Northwest Arkansas Democrat-Gazette
Board favors pardon of 1896 law defier
NEW ORLEANS — A Louisiana board Friday voted to pardon Homer Plessy, whose decision to sit in a “whites-only” railroad car to protest discrimination led to the U.S. Supreme Court’s 1896 “separate but equal” ruling affirming state segregation laws.
The state Board of Pardons’ unanimous decision to clear the Creole man’s record of a conviction now goes to Gov. John Bel Edwards, who has final say over the pardon. A spokesman didn’t indicate how the governor would act on the request.
The Supreme Court ruled in Plessy v. Ferguson that state racial segregation laws didn’t violate the Constitution as long as the facilities for the races were of equal quality.
The Plessy v. Ferguson decision cemented racial segregation for another half-century, justifying whites-only spaces in trains and buses, hotels, theaters, schools and other public accommodations until the Supreme Court unanimously overruled it with their Brown v. the Board of Education decision in 1954.

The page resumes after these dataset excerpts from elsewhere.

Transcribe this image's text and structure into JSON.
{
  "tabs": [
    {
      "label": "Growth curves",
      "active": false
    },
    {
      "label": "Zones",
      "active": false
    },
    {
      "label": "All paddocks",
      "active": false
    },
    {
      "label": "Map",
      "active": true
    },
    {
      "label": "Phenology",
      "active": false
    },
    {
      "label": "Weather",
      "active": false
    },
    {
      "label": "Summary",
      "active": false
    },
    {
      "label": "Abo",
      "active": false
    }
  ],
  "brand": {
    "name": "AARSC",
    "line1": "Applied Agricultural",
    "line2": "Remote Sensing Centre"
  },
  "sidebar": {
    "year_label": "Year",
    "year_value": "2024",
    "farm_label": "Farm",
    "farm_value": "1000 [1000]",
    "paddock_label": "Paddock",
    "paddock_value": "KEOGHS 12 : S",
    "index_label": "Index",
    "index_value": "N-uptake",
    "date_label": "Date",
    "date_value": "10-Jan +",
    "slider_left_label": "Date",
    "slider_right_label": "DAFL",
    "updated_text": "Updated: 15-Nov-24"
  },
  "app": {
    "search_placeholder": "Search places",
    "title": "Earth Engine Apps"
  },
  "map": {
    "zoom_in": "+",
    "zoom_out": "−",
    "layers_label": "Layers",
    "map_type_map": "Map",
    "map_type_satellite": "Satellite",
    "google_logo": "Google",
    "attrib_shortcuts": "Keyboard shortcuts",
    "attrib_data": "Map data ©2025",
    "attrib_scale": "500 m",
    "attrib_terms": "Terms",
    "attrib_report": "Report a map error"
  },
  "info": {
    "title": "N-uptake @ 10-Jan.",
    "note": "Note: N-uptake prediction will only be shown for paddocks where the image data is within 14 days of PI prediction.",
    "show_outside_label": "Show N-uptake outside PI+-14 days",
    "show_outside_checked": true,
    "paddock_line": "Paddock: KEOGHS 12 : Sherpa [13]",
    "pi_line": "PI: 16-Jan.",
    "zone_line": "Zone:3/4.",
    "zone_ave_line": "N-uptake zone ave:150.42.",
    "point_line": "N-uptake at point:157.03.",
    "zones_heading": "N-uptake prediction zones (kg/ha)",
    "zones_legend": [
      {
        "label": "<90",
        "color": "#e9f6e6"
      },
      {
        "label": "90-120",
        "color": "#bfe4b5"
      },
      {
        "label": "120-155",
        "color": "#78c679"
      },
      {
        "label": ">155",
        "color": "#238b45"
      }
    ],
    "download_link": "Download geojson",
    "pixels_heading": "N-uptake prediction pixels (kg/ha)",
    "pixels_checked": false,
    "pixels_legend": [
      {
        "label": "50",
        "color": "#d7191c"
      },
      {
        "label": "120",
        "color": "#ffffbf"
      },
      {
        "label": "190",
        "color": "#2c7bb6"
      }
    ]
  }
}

Homer Plessy, a 30-year-old shoemaker, described in the Supreme Court opinion as of “one-eighth African blood,” was arrested in 1892 after boarding the train car as part of an effort by civil rights activists to challenge a state law that mandated segregated seating. The 18-member Citizens Committee was trying to overcome laws that rolled back post-Civil War advances in equality.
Police forcibly removed Plessy from the car, and he was imprisoned in the parish jail. Plessy pleaded guilty to violating the Separate Car Act a year later and was fined $25. He died in 1925 with the conviction still on his record.